Thrombectomy and Thrombolysis.
For a clotted access, we provide ###i/i### to get rid of blood clots or “thrombi.” this will be wiped out a spread of the way , including:
– Medications to dissolve the clot
– Angioplasty to repair the explanation for the clotting
– Mechanical thrombectomy devices also can be wont to remove the clot
Dialysis Catheter Placement and Removal.
We offer dialysis catheter placement to offer our patients immediate access to dialysis treatment. While there are several sorts of catheters, they’re all typically flexible hollow tubes placed during a vein within the chest. A catheter could also be placed while a fistula (graft) is waiting to mature or when there’s no other dialysis access available. When a patient has received a functional hemodialysis arteriovenous fistula, or it’s matured, we’ll also safely remove the dialysis catheter.

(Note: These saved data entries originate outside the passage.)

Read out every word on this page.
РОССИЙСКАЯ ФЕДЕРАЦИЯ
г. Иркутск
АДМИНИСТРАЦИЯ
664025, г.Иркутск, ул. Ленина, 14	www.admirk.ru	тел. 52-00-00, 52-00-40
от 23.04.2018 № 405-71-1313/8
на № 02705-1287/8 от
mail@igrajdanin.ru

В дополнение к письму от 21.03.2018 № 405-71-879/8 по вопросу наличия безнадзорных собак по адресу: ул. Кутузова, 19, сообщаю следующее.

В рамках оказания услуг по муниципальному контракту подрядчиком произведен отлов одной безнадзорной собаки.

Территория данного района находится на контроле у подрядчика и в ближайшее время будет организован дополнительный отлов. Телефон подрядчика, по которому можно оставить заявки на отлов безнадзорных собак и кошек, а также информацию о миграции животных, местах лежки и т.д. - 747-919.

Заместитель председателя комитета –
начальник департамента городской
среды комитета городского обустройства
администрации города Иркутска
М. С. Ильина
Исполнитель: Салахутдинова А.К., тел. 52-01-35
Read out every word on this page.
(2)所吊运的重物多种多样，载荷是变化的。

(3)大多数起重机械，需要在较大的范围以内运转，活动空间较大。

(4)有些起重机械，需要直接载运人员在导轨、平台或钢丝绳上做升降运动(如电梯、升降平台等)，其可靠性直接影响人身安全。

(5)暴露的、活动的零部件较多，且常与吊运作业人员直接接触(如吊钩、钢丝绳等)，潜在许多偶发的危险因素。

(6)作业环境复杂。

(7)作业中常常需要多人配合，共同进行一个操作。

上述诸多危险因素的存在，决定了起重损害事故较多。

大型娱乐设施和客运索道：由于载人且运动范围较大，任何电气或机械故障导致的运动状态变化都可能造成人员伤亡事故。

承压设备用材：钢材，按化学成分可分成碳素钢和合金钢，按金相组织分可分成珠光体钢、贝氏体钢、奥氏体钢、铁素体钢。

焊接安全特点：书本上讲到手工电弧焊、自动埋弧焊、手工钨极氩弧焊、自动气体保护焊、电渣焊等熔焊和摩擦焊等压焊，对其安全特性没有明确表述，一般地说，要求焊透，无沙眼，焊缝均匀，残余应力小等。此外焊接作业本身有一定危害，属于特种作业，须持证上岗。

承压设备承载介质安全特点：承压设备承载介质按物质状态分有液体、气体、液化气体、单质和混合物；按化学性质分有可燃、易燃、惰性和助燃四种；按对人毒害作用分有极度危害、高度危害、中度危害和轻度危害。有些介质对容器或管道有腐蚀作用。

Peritoneal Dialysis Catheter Placement and Repositioning
Peritoneal dialysis may be a process that uses the patient’s abdomen membrane lining as an access point across which fluids and dissolved substances are exchanged from the blood. Fluid is introduced through a permanent tube within the abdomen and is flushed out through regular exchanges. If it’s determined that a permanent tube is that the best dialysis method for a patient, we’ll place what’s called a peritoneal dialysis catheter.
The MILLER Procedure for Steal Syndrome
Steal syndrome may be a clinical condition caused by blood being diverted into the fistula (graft) and faraway from the hand. To correct the balance of blood flow, we provide a banding technique — the Minimally Invasive Limited Ligation Endoluminal-assisted Revision (MILLER) procedure — to accurately manipulate the access to the right size and permit for even blood flow. This procedure uses an angioplasty balloon as a sizing tool, allowing our physicians to band accesses to the right diameter to treat Steal syndrome and restore high-flow access.

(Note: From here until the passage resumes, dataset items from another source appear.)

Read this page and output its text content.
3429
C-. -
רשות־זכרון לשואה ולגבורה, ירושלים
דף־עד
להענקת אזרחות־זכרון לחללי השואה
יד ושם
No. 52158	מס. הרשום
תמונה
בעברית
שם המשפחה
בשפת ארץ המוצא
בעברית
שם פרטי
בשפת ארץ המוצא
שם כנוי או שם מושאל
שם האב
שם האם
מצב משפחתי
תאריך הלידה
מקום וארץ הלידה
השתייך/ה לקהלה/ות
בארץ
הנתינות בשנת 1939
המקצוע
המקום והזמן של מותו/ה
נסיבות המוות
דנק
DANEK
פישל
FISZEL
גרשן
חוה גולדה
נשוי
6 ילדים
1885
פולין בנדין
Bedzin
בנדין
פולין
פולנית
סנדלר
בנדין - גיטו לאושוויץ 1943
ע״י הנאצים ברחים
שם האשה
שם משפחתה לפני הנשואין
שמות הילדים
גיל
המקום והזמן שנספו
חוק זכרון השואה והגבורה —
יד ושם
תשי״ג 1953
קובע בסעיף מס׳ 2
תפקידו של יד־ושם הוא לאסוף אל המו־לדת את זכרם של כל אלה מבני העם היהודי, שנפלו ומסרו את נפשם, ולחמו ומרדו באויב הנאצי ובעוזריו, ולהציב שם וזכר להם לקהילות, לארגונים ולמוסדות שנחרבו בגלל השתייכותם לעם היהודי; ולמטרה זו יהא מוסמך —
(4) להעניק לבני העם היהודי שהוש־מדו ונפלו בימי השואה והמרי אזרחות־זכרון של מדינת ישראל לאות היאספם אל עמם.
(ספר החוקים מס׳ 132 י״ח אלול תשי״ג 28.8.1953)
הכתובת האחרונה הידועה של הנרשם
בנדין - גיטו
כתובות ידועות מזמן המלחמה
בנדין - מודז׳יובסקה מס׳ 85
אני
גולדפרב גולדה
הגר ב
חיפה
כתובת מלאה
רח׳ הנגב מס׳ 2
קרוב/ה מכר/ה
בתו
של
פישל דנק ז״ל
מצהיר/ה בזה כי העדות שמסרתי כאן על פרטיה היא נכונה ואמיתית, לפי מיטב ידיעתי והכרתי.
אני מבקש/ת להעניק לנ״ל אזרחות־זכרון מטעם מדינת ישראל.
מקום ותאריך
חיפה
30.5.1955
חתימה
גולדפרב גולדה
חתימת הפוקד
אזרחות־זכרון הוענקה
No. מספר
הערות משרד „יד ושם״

A Peripherally Inserted Central Catheter (PICC) may be a long, thin plastic tube that functions as an intravenous (IV) line. A PICC line is inserted into a peripheral vein, typically within the upper arm, and advanced under ultrasound and x-ray guidance until the catheter tip reaches an outsized vein within the chest. A PICC’s central tip location within the body allows for treatment that would not be achieved with a typical peripheral IV access. additionally , PICC insertions are less invasive, have fewer complications and may remain in situ for a way longer duration than other sorts of central lines.
Implantable ports are wont to facilitate future intravenous (IV) access, for instance , to administer chemotherapy for cancer treatment. The implantable port is placed under the skin and features a small reservoir attached to a catheter, which connects to a vein. An implantable port could also be permanent, or it’s going to be removed if it’s determined the patient not requires a port for access within the near future.